GitHub - Vchitect/Vchitect-2.0: Vchitect-2.0: Parallel Transformer for Scaling Up Video Diffusion Models (original) (raw)

Vchitect-2.0: Parallel Transformer for Scaling Up Video Diffusion Models

1Shanghai Artificial Intelligence Laboratory

🔥 Update and News

[2025.03.17] 🔥 Our Vchitect-T2V-Dataverse is released.
[2025.01.25] Our paper is released.
[2024.09.14] Inference code and checkpoint are released.

😲 Gallery

Installation

1. Create a conda environment and install PyTorch

Note: You may want to adjust the CUDA version according to your driver version.

conda create -n VchitectXL -y conda activate VchitectXL conda install python=3.11 pytorch==2.1.0 torchvision==0.16.0 torchaudio==2.1.0 pytorch-cuda=12.1 -c pytorch -c nvidia -y

2. Install dependencies

pip install -r requirements.txt

Inference

First download the checkpoint.

save_dir=$1 ckpt_path=$2

python inference.py --test_file assets/test.txt --save_dir "${save_dir}" --ckpt_path "${ckpt_path}"

In inference.py, arguments for inference:

num_inference_steps: Denoising steps, default is 100
guidance_scale: CFG scale to use, default is 7.5
width: The width of the output video, default is 768
height: The height of the output video, default is 432
frames: The number of frames, default is 40

The results below were generated using the example prompt.

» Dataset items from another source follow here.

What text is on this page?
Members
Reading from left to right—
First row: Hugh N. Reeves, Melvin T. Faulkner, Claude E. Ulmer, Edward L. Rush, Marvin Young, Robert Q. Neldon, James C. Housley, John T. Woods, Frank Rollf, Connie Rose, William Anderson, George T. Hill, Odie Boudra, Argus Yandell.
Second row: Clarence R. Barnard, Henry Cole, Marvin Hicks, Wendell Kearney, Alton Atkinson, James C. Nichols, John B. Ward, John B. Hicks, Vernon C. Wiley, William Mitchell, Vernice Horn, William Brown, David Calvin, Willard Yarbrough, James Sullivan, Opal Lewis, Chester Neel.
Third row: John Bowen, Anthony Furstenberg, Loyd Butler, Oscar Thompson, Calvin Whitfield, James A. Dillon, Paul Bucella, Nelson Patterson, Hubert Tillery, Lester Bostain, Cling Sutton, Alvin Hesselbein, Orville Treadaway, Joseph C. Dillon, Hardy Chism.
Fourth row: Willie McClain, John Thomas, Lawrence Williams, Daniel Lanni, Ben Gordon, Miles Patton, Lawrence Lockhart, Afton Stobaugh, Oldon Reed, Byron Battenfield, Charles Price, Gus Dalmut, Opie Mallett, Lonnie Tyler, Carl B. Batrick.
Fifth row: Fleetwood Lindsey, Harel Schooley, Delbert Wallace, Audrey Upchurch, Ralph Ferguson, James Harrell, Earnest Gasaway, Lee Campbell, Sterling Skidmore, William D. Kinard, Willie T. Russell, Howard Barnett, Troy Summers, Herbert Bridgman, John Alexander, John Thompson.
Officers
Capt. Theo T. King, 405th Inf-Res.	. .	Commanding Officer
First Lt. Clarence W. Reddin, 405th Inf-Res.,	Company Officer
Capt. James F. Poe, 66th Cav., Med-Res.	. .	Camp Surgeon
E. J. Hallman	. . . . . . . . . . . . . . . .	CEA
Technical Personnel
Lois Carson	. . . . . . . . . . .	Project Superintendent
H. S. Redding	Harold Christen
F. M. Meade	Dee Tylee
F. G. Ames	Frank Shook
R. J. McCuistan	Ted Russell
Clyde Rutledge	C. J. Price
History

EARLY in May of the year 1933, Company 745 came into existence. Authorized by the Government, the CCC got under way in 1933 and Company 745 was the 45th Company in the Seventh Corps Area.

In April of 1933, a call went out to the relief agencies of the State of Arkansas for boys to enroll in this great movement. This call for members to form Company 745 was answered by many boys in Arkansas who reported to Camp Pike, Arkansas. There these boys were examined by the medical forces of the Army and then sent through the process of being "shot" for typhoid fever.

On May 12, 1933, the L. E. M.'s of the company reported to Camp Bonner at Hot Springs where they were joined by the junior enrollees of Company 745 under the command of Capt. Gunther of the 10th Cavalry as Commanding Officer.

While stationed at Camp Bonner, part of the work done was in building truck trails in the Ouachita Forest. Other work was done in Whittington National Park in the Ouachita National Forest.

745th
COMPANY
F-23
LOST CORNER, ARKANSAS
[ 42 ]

The base T2V model supports generating videos with resolutions up to 720x480 and 8fps. Then，VEnhancer is used to upscale the resolution to 2K and interpolate the frame rate to 24fps.

BibTex

@article{fan2025vchitect,
  title={Vchitect-2.0: Parallel Transformer for Scaling Up Video Diffusion Models},
  author={Fan, Weichen and Si, Chenyang and Song, Junhao and Yang, Zhenyu and He, Yinan and Zhuo, Long and Huang, Ziqi and Dong, Ziyue and He, Jingwen and Pan, Dongwei and others},
  journal={arXiv preprint arXiv:2501.08453},
  year={2025}
}

🔑 License

This code is licensed under Apache-2.0. The framework is fully open for academic research and also allows free commercial usage.

Disclaimer

We disclaim responsibility for user-generated content. The model was not trained to realistically represent people or events, so using it to generate such content is beyond the model's capabilities. It is prohibited for pornographic, violent and bloody content generation, and to generate content that is demeaning or harmful to people or their environment, culture, religion, etc. Users are solely liable for their actions. The project contributors are not legally affiliated with, nor accountable for users' behaviors. Use the generative model responsibly, adhering to ethical and legal standards.